Miscellaneous notes:
- When I created the characters, I could have sworn I made Mahasim as a Thorwallian, but he's a warrior instead. I guess it probably doesn't matter.
- When characters change their footwear, the game marks the occasion with a little animation. It doesn't do this for any other change of equipment. That's . . . weird.
- As commenters in my last entry pointed out, if you take off a character's pants, it has some consequences. It doesn't seem to affect interactions in shops or with scripted NPCs, but there's an escalating series of random encounters. First, someone simply points it out and calls you a "sicko." Then, some creep molests the party member in question. Finally, the townspeople start attacking the party (including those that are fully dressed), doing roughly 1-10 hit points of damage each time. That third encounter keeps repeating until you get dressed.
- Am I crazy, or is there no way, when buying items, to specify which character is receiving the items? They just seem to always go to the character who has the first available room.
- I'm a bit confused about whether it's important for certain characters to carry certain items. For instance, is it enough that the party possesses six sleeping bags, or does each character need to have the sleeping bag in his inventory? If I send Gnomon out to look for food, does he need the fishing hook in his inventory if he hopes to employ it?
- I do wish the authors had enlisted the help of better translators. The misplaced open quotation bothers me a lot more than one would think, as do the over-use of ellipses and misplaced commas. There are many times, particularly in what is supposed to be PC dialogue options, where the writing is bizarre or amateur. The developers did a decent job creating a realistic world in which the player must carefully watch conditions and manage resources; it's jarring to be taken out of it with juvenile or slangy responses.
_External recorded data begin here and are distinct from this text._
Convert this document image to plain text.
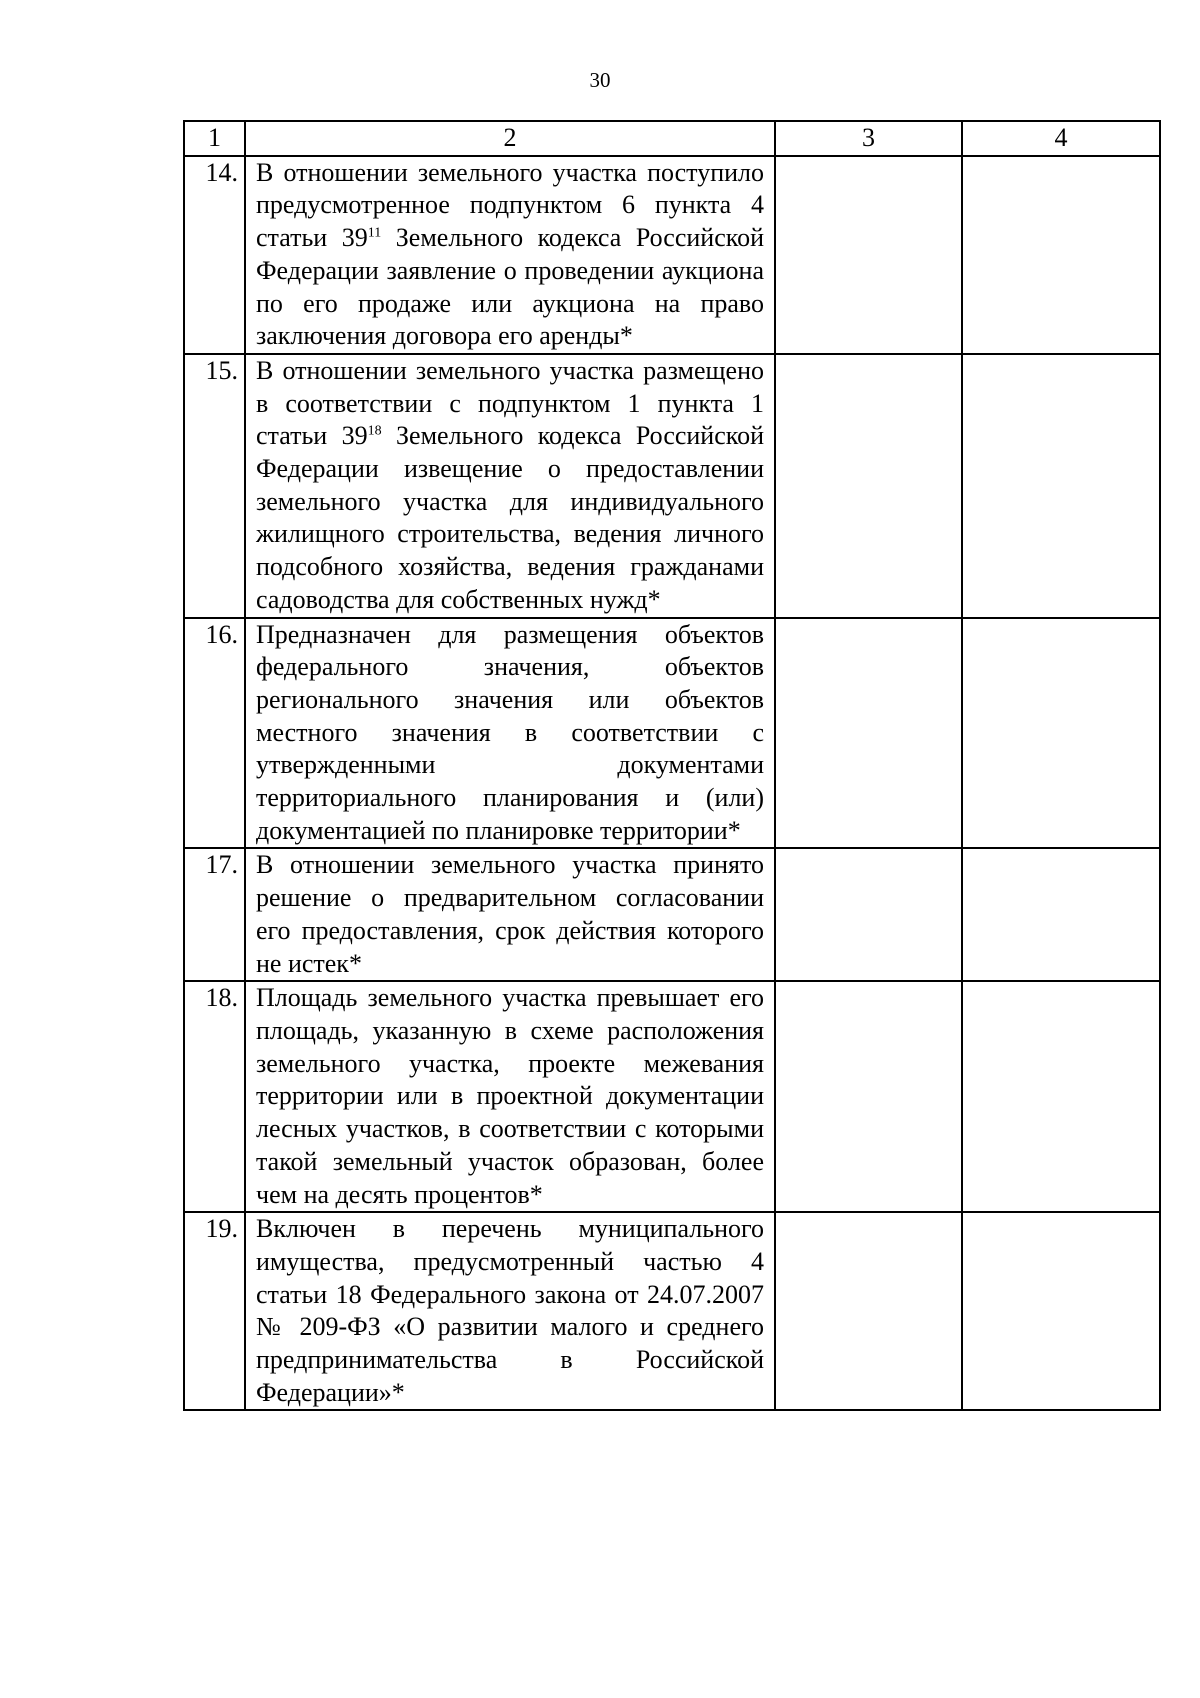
30
1	2	3	4
14.	В отношении земельного участка поступило предусмотренное подпунктом 6 пункта 4 статьи $39^{11}$ Земельного кодекса Российской Федерации заявление о проведении аукциона по его продаже или аукциона на право заключения договора его аренды*		
15.	В отношении земельного участка размещено в соответствии с подпунктом 1 пункта 1 статьи $39^{18}$ Земельного кодекса Российской Федерации извещение о предоставлении земельного участка для индивидуального жилищного строительства, ведения личного подсобного хозяйства, ведения гражданами садоводства для собственных нужд*		
16.	Предназначен для размещения объектов федерального значения, объектов регионального значения или объектов местного значения в соответствии с утвержденными документами территориального планирования и (или) документацией по планировке территории*		
17.	В отношении земельного участка принято решение о предварительном согласовании его предоставления, срок действия которого не истек*		
18.	Площадь земельного участка превышает его площадь, указанную в схеме расположения земельного участка, проекте межевания территории или в проектной документации лесных участков, в соответствии с которыми такой земельный участок образован, более чем на десять процентов*		
19.	Включен в перечень муниципального имущества, предусмотренный частью 4 статьи 18 Федерального закона от 24.07.2007 № 209-ФЗ «О развитии малого и среднего предпринимательства в Российской Федерации»*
I head out to start doing some open exploration, but in my first battle, I realize that Toliman is out of arrows, so I need to reload back in Gashok and get some more. I guess I'll wrap up here. I have two primary questions at this stage, and I almost hesitate to write them down, as I want to find the answers for myself, but I suppose I can just not read comments for a few days. The two questions are:
- Does the game reward open exploration? Will I find interesting encounters and side quests if I just wander the roads?
- Should I already know where to go next from in-game resources?
Hopefully, by the next entry, I'll have my own answers.